Yapılan araştırma Türkiye’deki ulusal gazeteler içersinden farklı yayın politikasını uygulayan ve farklı ideolojilere sahip gazeteler olan Cumhuriyet, Hürriyet ve Zaman gazeteleri üzerinde gerçekleştirilmiştir. Bu seçim yapılırken özellikle kurumsal imajları açısından farklı ideolojiler sergileyen ve bunları haber içeriklerine yansıtan gazeteler seçilmiştir. Ayrıca yayın politikasının farklılığının önyargılı haberlere sebep olabildiğinin araştırılması açısından örneklem bu gazeteler ile sınırlandırılmıştır.

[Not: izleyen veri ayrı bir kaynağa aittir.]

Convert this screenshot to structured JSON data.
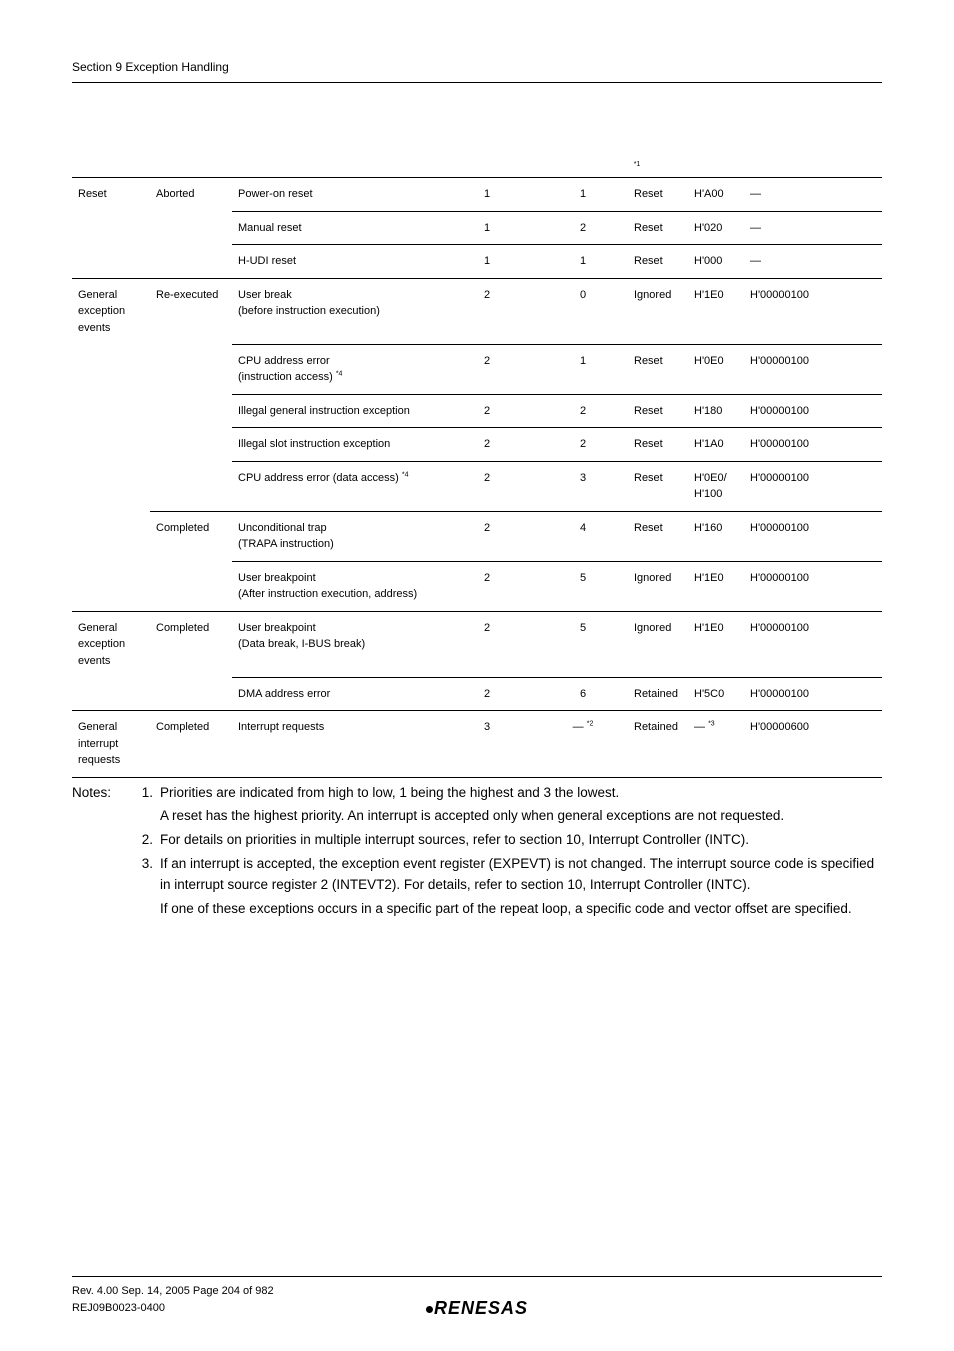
{
  "section_header": "Section 9   Exception Handling",
  "sup_ref_1": "*1",
  "rows": [
    {
      "c1": "Reset",
      "c2": "Aborted",
      "c3": "Power-on reset",
      "c4": "1",
      "c5": "1",
      "c6": "Reset",
      "c7": "H'A00",
      "c8": "—",
      "cls": "bt"
    },
    {
      "c1": "",
      "c2": "",
      "c3": "Manual reset",
      "c4": "1",
      "c5": "2",
      "c6": "Reset",
      "c7": "H'020",
      "c8": "—",
      "cls": "bt3"
    },
    {
      "c1": "",
      "c2": "",
      "c3": "H-UDI reset",
      "c4": "1",
      "c5": "1",
      "c6": "Reset",
      "c7": "H'000",
      "c8": "—",
      "cls": "bt3 bb"
    },
    {
      "c1": "General exception events",
      "c2": "Re-executed",
      "c3": "User break<br>(before instruction execution)",
      "c4": "2",
      "c5": "0",
      "c6": "Ignored",
      "c7": "H'1E0",
      "c8": "H'00000100",
      "cls": ""
    },
    {
      "c1": "",
      "c2": "",
      "c3": "CPU address error<br>(instruction access) <span class=\"sup\">*4</span>",
      "c4": "2",
      "c5": "1",
      "c6": "Reset",
      "c7": "H'0E0",
      "c8": "H'00000100",
      "cls": "bt3"
    },
    {
      "c1": "",
      "c2": "",
      "c3": "Illegal general instruction exception",
      "c4": "2",
      "c5": "2",
      "c6": "Reset",
      "c7": "H'180",
      "c8": "H'00000100",
      "cls": "bt3"
    },
    {
      "c1": "",
      "c2": "",
      "c3": "Illegal slot instruction exception",
      "c4": "2",
      "c5": "2",
      "c6": "Reset",
      "c7": "H'1A0",
      "c8": "H'00000100",
      "cls": "bt3"
    },
    {
      "c1": "",
      "c2": "",
      "c3": "CPU address error (data access) <span class=\"sup\">*4</span>",
      "c4": "2",
      "c5": "3",
      "c6": "Reset",
      "c7": "H'0E0/<br>H'100",
      "c8": "H'00000100",
      "cls": "bt3"
    },
    {
      "c1": "",
      "c2": "Completed",
      "c3": "Unconditional trap<br>(TRAPA instruction)",
      "c4": "2",
      "c5": "4",
      "c6": "Reset",
      "c7": "H'160",
      "c8": "H'00000100",
      "cls": "bt2"
    },
    {
      "c1": "",
      "c2": "",
      "c3": "User breakpoint<br>(After instruction execution, address)",
      "c4": "2",
      "c5": "5",
      "c6": "Ignored",
      "c7": "H'1E0",
      "c8": "H'00000100",
      "cls": "bt3 bb"
    },
    {
      "c1": "General exception events",
      "c2": "Completed",
      "c3": "User breakpoint<br>(Data break, I-BUS break)",
      "c4": "2",
      "c5": "5",
      "c6": "Ignored",
      "c7": "H'1E0",
      "c8": "H'00000100",
      "cls": ""
    },
    {
      "c1": "",
      "c2": "",
      "c3": "DMA address error",
      "c4": "2",
      "c5": "6",
      "c6": "Retained",
      "c7": "H'5C0",
      "c8": "H'00000100",
      "cls": "bt3 bb"
    },
    {
      "c1": "General interrupt requests",
      "c2": "Completed",
      "c3": "Interrupt requests",
      "c4": "3",
      "c5": "— <span class=\"sup\">*2</span>",
      "c6": "Retained",
      "c7": "— <span class=\"sup\">*3</span>",
      "c8": "H'00000600",
      "cls": "bb"
    }
  ],
  "notes_label": "Notes:",
  "notes": [
    {
      "n": "1.",
      "t": "Priorities are indicated from high to low, 1 being the highest and 3 the lowest."
    },
    {
      "n": "",
      "t": "A reset has the highest priority. An interrupt is accepted only when general exceptions are not requested."
    },
    {
      "n": "2.",
      "t": "For details on priorities in multiple interrupt sources, refer to section 10, Interrupt Controller (INTC)."
    },
    {
      "n": "3.",
      "t": "If an interrupt is accepted, the exception event register (EXPEVT) is not changed. The interrupt source code is specified in interrupt source register 2 (INTEVT2). For details, refer to section 10, Interrupt Controller (INTC)."
    },
    {
      "n": "",
      "t": "If one of these exceptions occurs in a specific part of the repeat loop, a specific code and vector offset are specified."
    }
  ],
  "footer_rev": "Rev. 4.00  Sep. 14, 2005  Page 204 of 982",
  "footer_code": "REJ09B0023-0400",
  "logo_text": "RENESAS"
}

Aynı zamanda araştırma 1 Aralık 2007 – 31 Aralık 2007 tarihleri arasında yayınlanan bu gazetelerin her bir nüshasının birinci sayfaları ile sınırlı tutulmuştur. Birinci sayfalarının araştırılmasının en önemli nedeni gazetelerin en önemli haberlerini bu sayfadan okuyucuya ulaştırmaları ve gazete kuruluşlarının kendi kurumsal yapıları ile ilgili en çok bilgiye bu sayfadan ulaşılmasından kaynaklanmaktadır. Ayrıca birinci sayfa okuyucular tarafından da en çok takip edilen ve ilk aşamada ilgi uyanmasına sebep olan sayfadır. Araştırmanın gerçekleştirilmesi için aralık ayının seçilmesinde ise kasıtlı bir zaman dilimi olarak değerlendirme olmamakla birlikte medya kuruluşlarının çoğunun aralık ayı içersinde yılın bitecek olmasından kaynaklanan sene içersinde yaşanan ve kaleme alınan haberlerin bir özetini sunabilmesi açısından önemli bir noktayı içermektedir.

Örneklem olarak seçilen gazetelerin diğer ulusal gazeteler arasındaki benzerleri açısından temsil niteliği üstlenmesi ve sonuçlarının genellenebilir olması açısından araştırmada kullanılacak materyallerin bu gazeteler olmasından yana tercih yapılmıştır.